Un capitalismo che sperimenta sé stesso: meno piramidale, più simbiotico.
E forse anche più umano, proprio perché più complesso.

Geopolitica dell’autonomia: sovranità cognitiva e nuovi poteri

Dietro la corsa alla produttività c’è la geopolitica. Chi controlla gli agenti, controlla le informazioni, le previsioni, i flussi di valore.
Gli Stati Uniti e la Cina guidano la corsa con modelli proprietari (GPT, Claude, Ernie Bot), mentre l’Europa tenta la via della sovranità cognitiva.
Il programma “AI4Europe” prevede entro il 2027 la creazione di un cloud continentale dedicato all’intelligenza agentica, con standard aperti e supervisione etica. Nel frattempo, Singapore e Corea del Sud hanno già implementato “agent framework” nazionali, dove le imprese possono registrare, monitorare e certificare il comportamento dei propri agenti digitali.
È un nuovo equilibrio industriale e diplomatico. La competizione del futuro non sarà per il petrolio o i dati, ma per l’autonomia algoritmica.
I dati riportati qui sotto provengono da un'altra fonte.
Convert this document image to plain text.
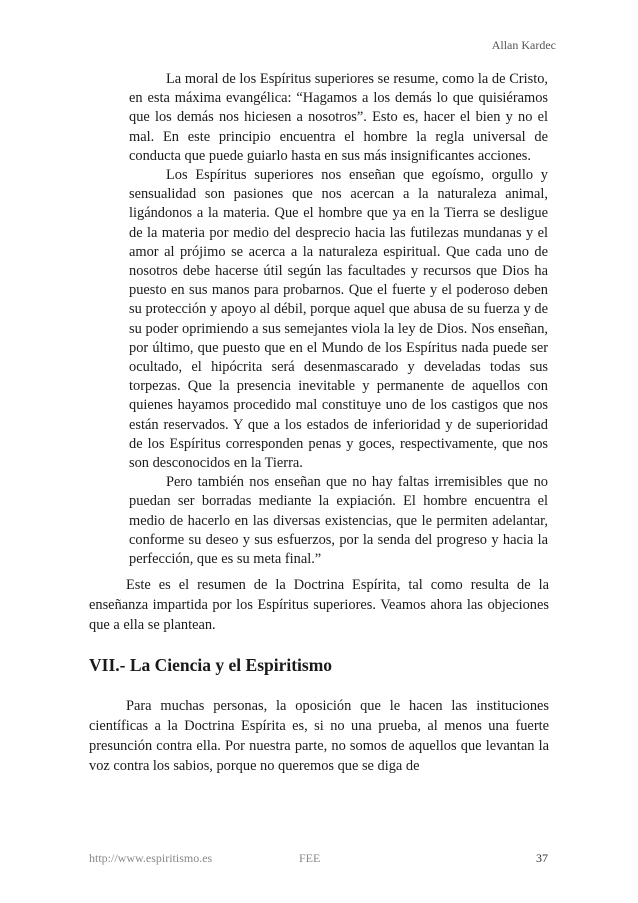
Allan Kardec

La moral de los Espíritus superiores se resume, como la de Cristo, en esta máxima evangélica: “Hagamos a los demás lo que quisiéramos que los demás nos hiciesen a nosotros”. Esto es, hacer el bien y no el mal. En este principio encuentra el hombre la regla universal de conducta que puede guiarlo hasta en sus más insignificantes acciones.

Los Espíritus superiores nos enseñan que egoísmo, orgullo y sensualidad son pasiones que nos acercan a la naturaleza animal, ligándonos a la materia. Que el hombre que ya en la Tierra se desligue de la materia por medio del desprecio hacia las futilezas mundanas y el amor al prójimo se acerca a la naturaleza espiritual. Que cada uno de nosotros debe hacerse útil según las facultades y recursos que Dios ha puesto en sus manos para probarnos. Que el fuerte y el poderoso deben su protección y apoyo al débil, porque aquel que abusa de su fuerza y de su poder oprimiendo a sus semejantes viola la ley de Dios. Nos enseñan, por último, que puesto que en el Mundo de los Espíritus nada puede ser ocultado, el hipócrita será desenmascarado y develadas todas sus torpezas. Que la presencia inevitable y permanente de aquellos con quienes hayamos procedido mal constituye uno de los castigos que nos están reservados. Y que a los estados de inferioridad y de superioridad de los Espíritus corresponden penas y goces, respectivamente, que nos son desconocidos en la Tierra.

Pero también nos enseñan que no hay faltas irremisibles que no puedan ser borradas mediante la expiación. El hombre encuentra el medio de hacerlo en las diversas existencias, que le permiten adelantar, conforme su deseo y sus esfuerzos, por la senda del progreso y hacia la perfección, que es su meta final.”

Este es el resumen de la Doctrina Espírita, tal como resulta de la enseñanza impartida por los Espíritus superiores. Veamos ahora las objeciones que a ella se plantean.

VII.- La Ciencia y el Espiritismo

Para muchas personas, la oposición que le hacen las instituciones científicas a la Doctrina Espírita es, si no una prueba, al menos una fuerte presunción contra ella. Por nuestra parte, no somos de aquellos que levantan la voz contra los sabios, porque no queremos que se diga de

http://www.espiritismo.es	FEE	37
Il futuro del lavoro: tra codice e coscienza

Alla fine, il confine tra evoluzione e rivoluzione si fa labile. La gig economy aveva decentralizzato il lavoro. La agent economy decentralizza l’intelligenza. Ma ciò che rischia di perdersi non è il lavoro, bensì il significato di lavorare. Forse l’uomo del futuro non lavorerà meno, ma lavorerà diversamente: non per produrre, ma per comprendere. Il lavoro diventa metacompetenza: capacità di dare senso al funzionamento delle macchine che funzionano per noi. Ecco il vero nodo: non stiamo delegando attività, stiamo delegando intenzioni. Il codice esegue, ma non desidera.
Il futuro del lavoro sarà deciso da chi saprà unire la precisione della macchina alla fragilità del pensiero, l’unica, vera forma di intelligenza autonoma che resti davvero umana.